Senate passes bill to vacate misdemeanor marijuana convictions

Washington state senators approved a bill on March 11 with a 29-19 vote that could vacate tens of thousands misdemeanor marijuana convictions.

The bill, which is sponsored by Sen. Joe Nguyen (D-White Center), would require that sentencing courts approve requests for conviction vacations by people who were at least 21 at the time of the offense.

"This is something that has been legalized by the vote of the people and would not be criminalized right now," Sen. Nguyen said prior to the bill's passage. "As we know convictions create an extreme hardship for folks, whether it's housing or educational opportunities."

In 2012, voters approved Initiative 502, which legalized recreational marijuana statewide for those over the age of 21.

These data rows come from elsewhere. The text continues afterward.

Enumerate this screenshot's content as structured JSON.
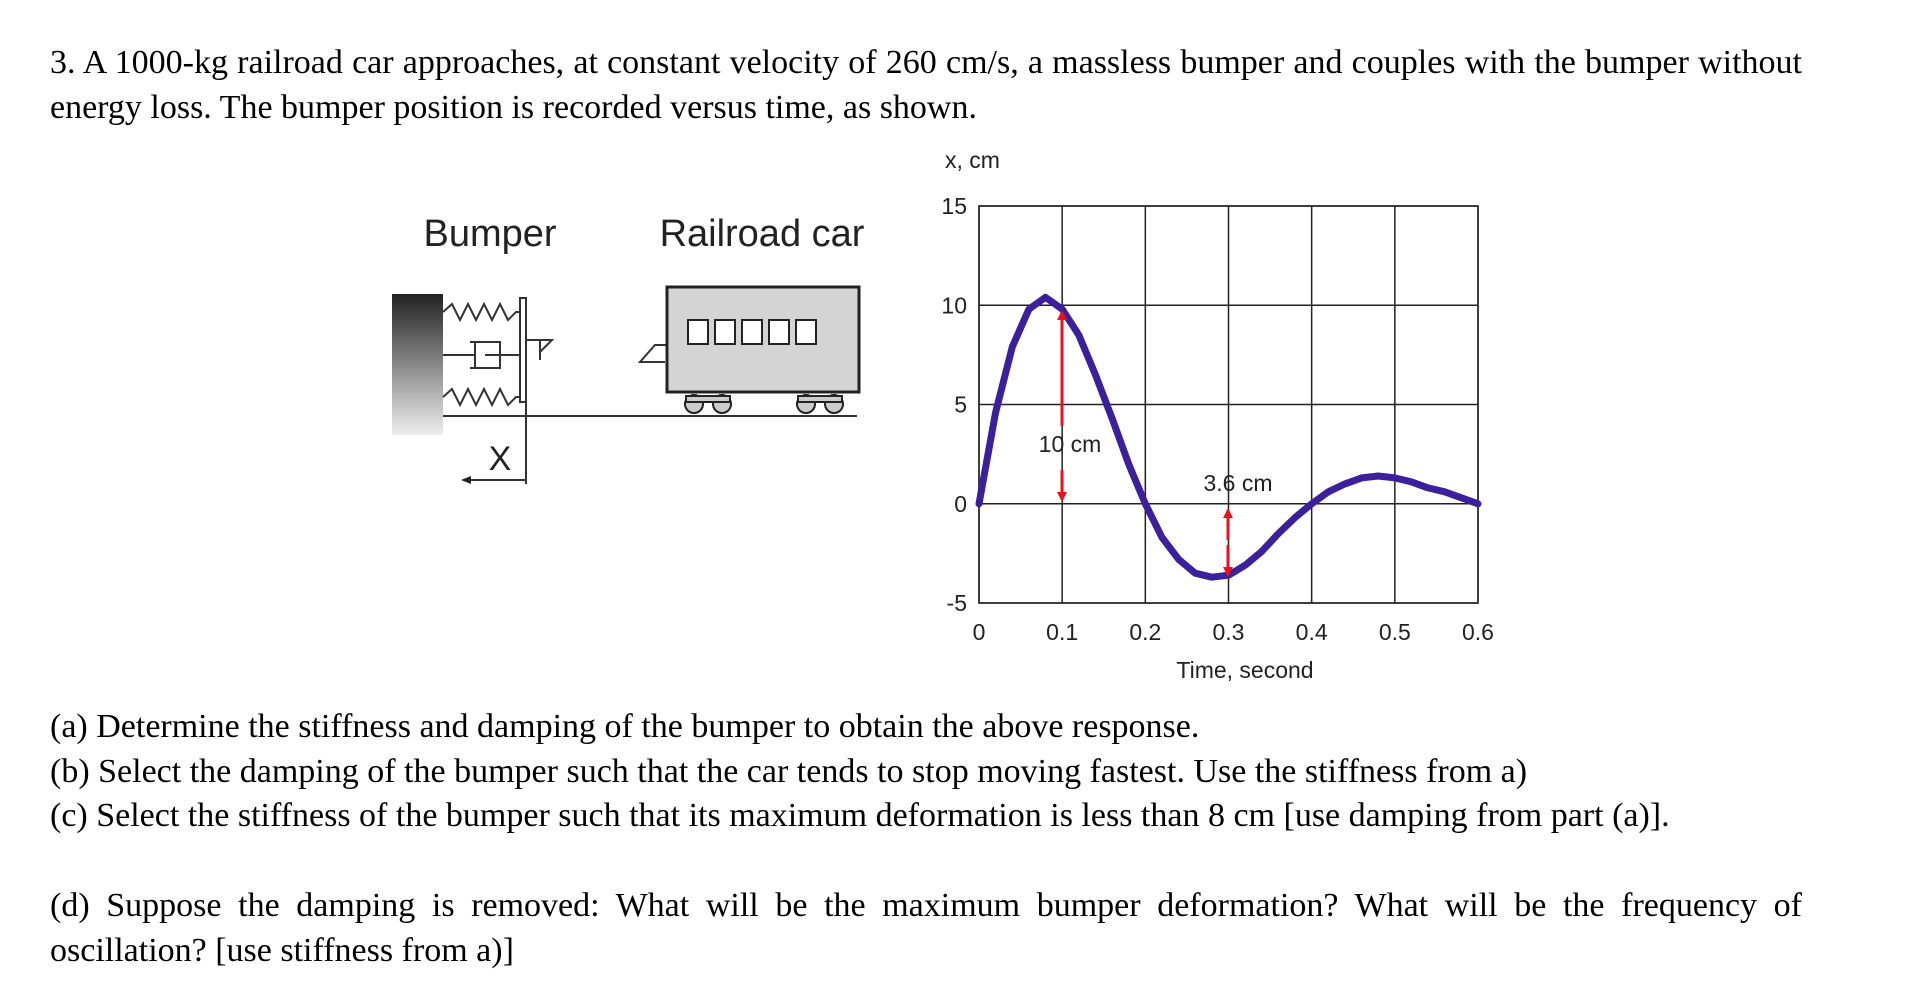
{
  "problem": {
    "intro": "3. A 1000-kg railroad car approaches, at constant velocity of 260 cm/s, a massless bumper and couples with the bumper without energy loss. The bumper position is recorded versus time, as shown.",
    "parts": [
      "(a) Determine the stiffness and damping of the bumper to obtain the above response.",
      "(b) Select the damping of the bumper such that the car tends to stop moving fastest. Use the stiffness from a)",
      "(c) Select the stiffness of the bumper such that its maximum deformation is less than 8 cm [use damping from part (a)].",
      "(d) Suppose the damping is removed: What will be the maximum bumper deformation? What will be the frequency of oscillation? [use stiffness from a)]"
    ]
  },
  "diagram": {
    "bumper_label": "Bumper",
    "car_label": "Railroad car",
    "x_label": "X"
  },
  "chart_data": {
    "type": "line",
    "x_label": "Time, second",
    "y_label": "x, cm",
    "x": [
      0,
      0.02,
      0.04,
      0.06,
      0.08,
      0.1,
      0.12,
      0.14,
      0.16,
      0.18,
      0.2,
      0.22,
      0.24,
      0.26,
      0.28,
      0.3,
      0.32,
      0.34,
      0.36,
      0.38,
      0.4,
      0.42,
      0.44,
      0.46,
      0.48,
      0.5,
      0.52,
      0.54,
      0.56,
      0.58,
      0.6
    ],
    "series": [
      {
        "color": "#3b1f9c",
        "values": [
          0,
          4.6,
          7.9,
          9.8,
          10.4,
          9.8,
          8.5,
          6.5,
          4.3,
          2.0,
          0,
          -1.7,
          -2.8,
          -3.5,
          -3.7,
          -3.6,
          -3.1,
          -2.4,
          -1.5,
          -0.7,
          0,
          0.6,
          1.0,
          1.3,
          1.4,
          1.3,
          1.1,
          0.8,
          0.6,
          0.3,
          0
        ]
      }
    ],
    "xlim": [
      0,
      0.6
    ],
    "ylim": [
      -5,
      15
    ],
    "xticks": [
      0,
      0.1,
      0.2,
      0.3,
      0.4,
      0.5,
      0.6
    ],
    "yticks": [
      -5,
      0,
      5,
      10,
      15
    ],
    "grid": true,
    "annotations": [
      "10 cm",
      "3.6 cm"
    ]
  }
}
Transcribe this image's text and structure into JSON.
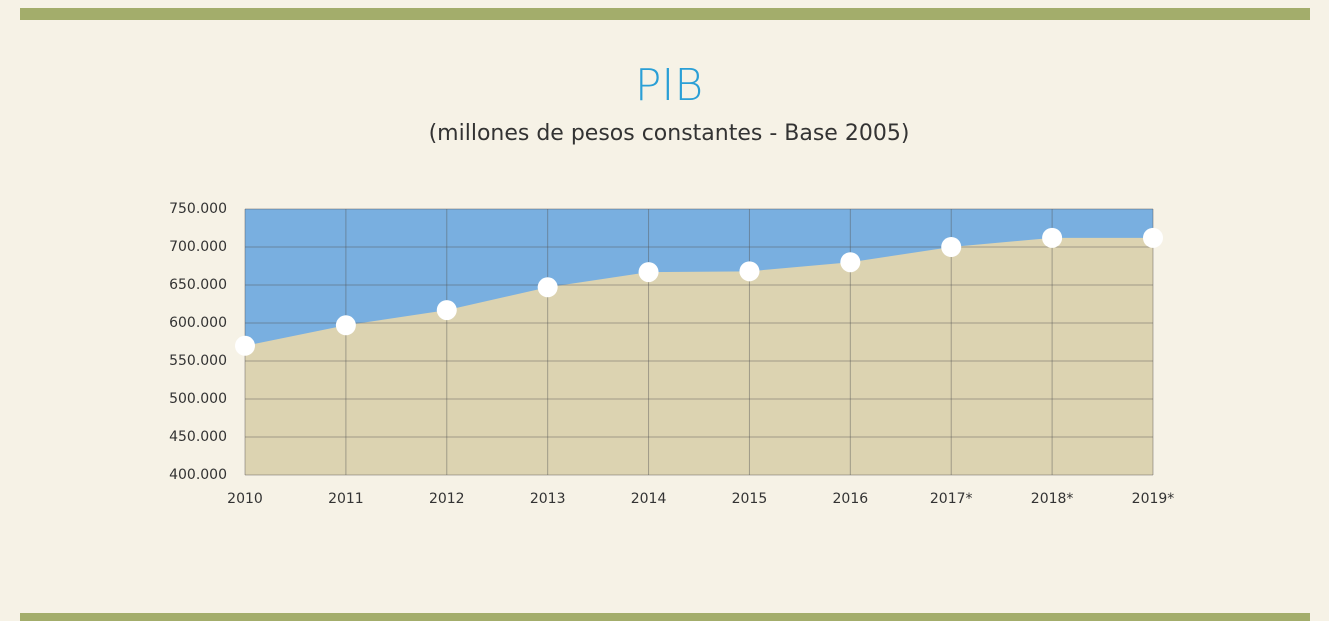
{
  "chart_data": {
    "type": "area",
    "title": "PIB",
    "subtitle": "(millones de pesos constantes -  Base 2005)",
    "categories": [
      "2010",
      "2011",
      "2012",
      "2013",
      "2014",
      "2015",
      "2016",
      "2017*",
      "2018*",
      "2019*"
    ],
    "series": [
      {
        "color": "#dcd3b1",
        "values": [
          570000,
          597000,
          617000,
          647000,
          667000,
          668000,
          680000,
          700000,
          712000,
          712000
        ]
      }
    ],
    "ylim": [
      400000,
      750000
    ],
    "yticks": [
      {
        "value": 400000,
        "label": "400.000"
      },
      {
        "value": 450000,
        "label": "450.000"
      },
      {
        "value": 500000,
        "label": "500.000"
      },
      {
        "value": 550000,
        "label": "550.000"
      },
      {
        "value": 600000,
        "label": "600.000"
      },
      {
        "value": 650000,
        "label": "650.000"
      },
      {
        "value": 700000,
        "label": "700.000"
      },
      {
        "value": 750000,
        "label": "750.000"
      }
    ],
    "grid": true,
    "plot_background": "#79afe0",
    "marker_color": "#ffffff"
  }
}
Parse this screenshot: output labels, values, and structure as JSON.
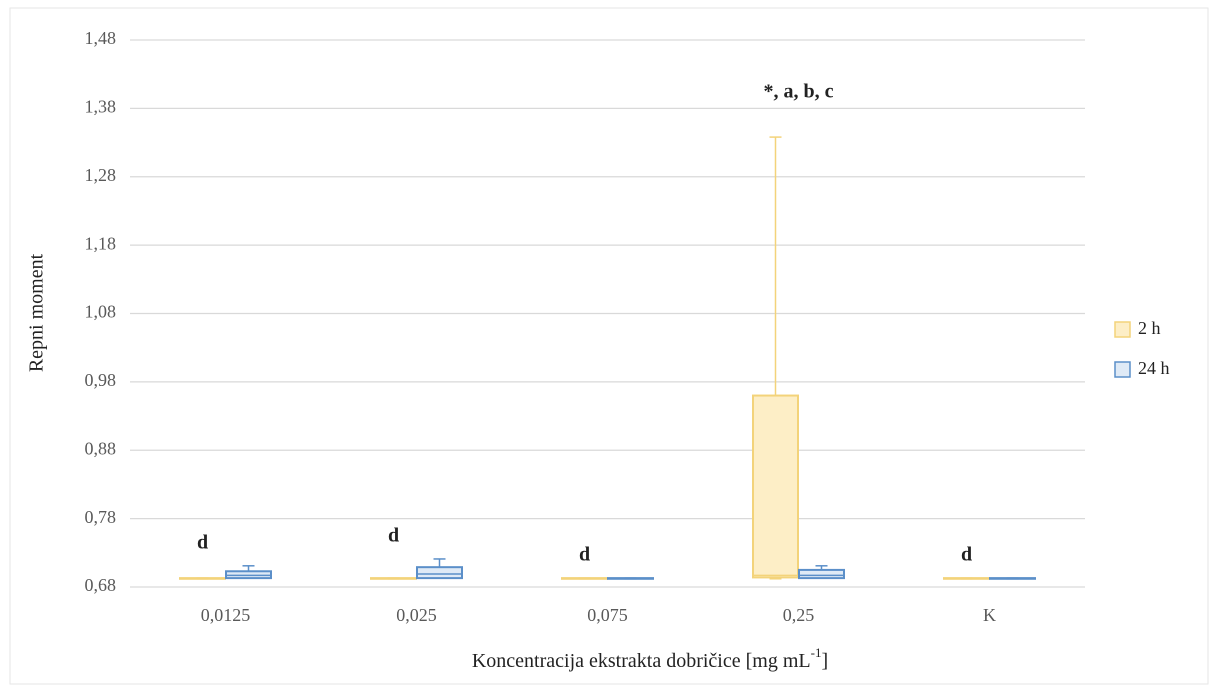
{
  "chart_data": {
    "type": "box",
    "y_label": "Repni moment",
    "x_label": [
      "Koncentracija ekstrakta dobričice [mg mL",
      "-1",
      "]"
    ],
    "categories": [
      "0,0125",
      "0,025",
      "0,075",
      "0,25",
      "K"
    ],
    "annotations": [
      "d",
      "d",
      "d",
      "*, a, b, c",
      "d"
    ],
    "ylim": [
      0.68,
      1.48
    ],
    "yticks": [
      {
        "value": 0.68,
        "label": "0,68"
      },
      {
        "value": 0.78,
        "label": "0,78"
      },
      {
        "value": 0.88,
        "label": "0,88"
      },
      {
        "value": 0.98,
        "label": "0,98"
      },
      {
        "value": 1.08,
        "label": "1,08"
      },
      {
        "value": 1.18,
        "label": "1,18"
      },
      {
        "value": 1.28,
        "label": "1,28"
      },
      {
        "value": 1.38,
        "label": "1,38"
      },
      {
        "value": 1.48,
        "label": "1,48"
      }
    ],
    "grid": true,
    "legend": "right",
    "series": [
      {
        "name": "2 h",
        "color": "#f3d37a",
        "fill": "#fdeec6",
        "values": [
          {
            "min": 0.692,
            "q1": 0.692,
            "median": 0.692,
            "q3": 0.693,
            "max": 0.693
          },
          {
            "min": 0.692,
            "q1": 0.692,
            "median": 0.692,
            "q3": 0.693,
            "max": 0.693
          },
          {
            "min": 0.692,
            "q1": 0.692,
            "median": 0.692,
            "q3": 0.693,
            "max": 0.693
          },
          {
            "min": 0.692,
            "q1": 0.694,
            "median": 0.697,
            "q3": 0.96,
            "max": 1.338
          },
          {
            "min": 0.692,
            "q1": 0.692,
            "median": 0.692,
            "q3": 0.693,
            "max": 0.693
          }
        ]
      },
      {
        "name": "24 h",
        "color": "#5b8fc9",
        "fill": "#dfeaf6",
        "values": [
          {
            "min": 0.693,
            "q1": 0.693,
            "median": 0.697,
            "q3": 0.703,
            "max": 0.711
          },
          {
            "min": 0.693,
            "q1": 0.693,
            "median": 0.699,
            "q3": 0.709,
            "max": 0.721
          },
          {
            "min": 0.692,
            "q1": 0.692,
            "median": 0.692,
            "q3": 0.693,
            "max": 0.693
          },
          {
            "min": 0.693,
            "q1": 0.693,
            "median": 0.697,
            "q3": 0.705,
            "max": 0.711
          },
          {
            "min": 0.692,
            "q1": 0.692,
            "median": 0.692,
            "q3": 0.693,
            "max": 0.693
          }
        ]
      }
    ]
  }
}
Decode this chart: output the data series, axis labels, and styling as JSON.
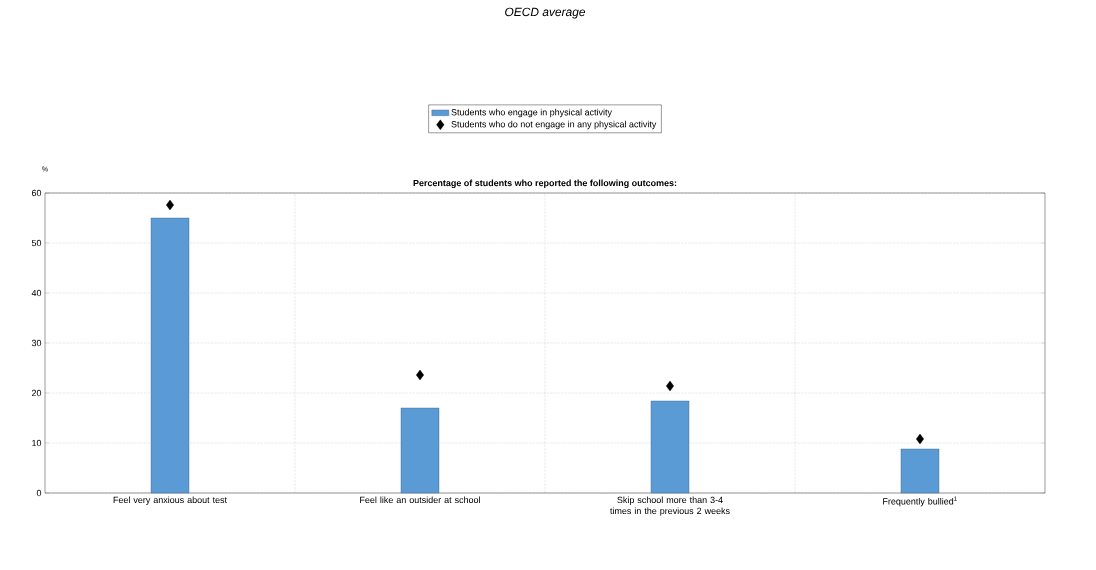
{
  "chart_data": {
    "type": "bar",
    "title": "OECD average",
    "subtitle": "Percentage of students who reported the following outcomes:",
    "ylabel": "%",
    "categories": [
      "Feel very anxious about test",
      "Feel like an outsider at school",
      "Skip school more than 3-4 times in the previous 2 weeks",
      "Frequently bullied$^{1}$"
    ],
    "series": [
      {
        "name": "Students who engage in physical activity",
        "color": "#5b9bd5",
        "values": [
          55,
          17,
          18.4,
          8.8
        ]
      },
      {
        "name": "Students who do not engage in any physical activity",
        "type": "scatter",
        "marker": "diamond",
        "color": "#000000",
        "values": [
          57.6,
          23.6,
          21.4,
          10.8
        ]
      }
    ],
    "ylim": [
      0,
      60
    ],
    "yticks": [
      0,
      10,
      20,
      30,
      40,
      50,
      60
    ],
    "grid": true,
    "legend": "top"
  }
}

Both the Washington State Patrol and the Administrative Office of the Courts estimate that over 40,000 people across the state could be eligible for conviction vacation under the bill, the Tacoma News Tribune reports.

Earlier this year, Gov. Jay Inslee announced that he would pardon people with misdemeanor marijuana possession charges. However, his initiative limited the number of people that would be eligible — his office estimated the number is around 3,500 — by adding requirements like the misdemeanor be the only conviction on their record.

In contrast, the Senate bill would approve vacations of marijuana-related misdemeanors regardless of the person's record.

But the far-reaching nature of the legislation raised eyebrows among some senators, including local Republican Sen. Mike Padden, who argued that the bill went too far.

"Is that what we really want?" he said on March 11. "Certainly the people spoke and voted but when they voted that was prospectively, not retroactively."

Padden and Republican Sen. Jeff Holy pushed several amendments that would've prevented further conviction vacations for those who have already gotten two misdemeanor marijuana convictions wiped from their record and required that people apply for convictions within one year of the bill's enactment. Both amendments were voted down. The bill now moves over to the House before it can head to Inslee's desk for his signature.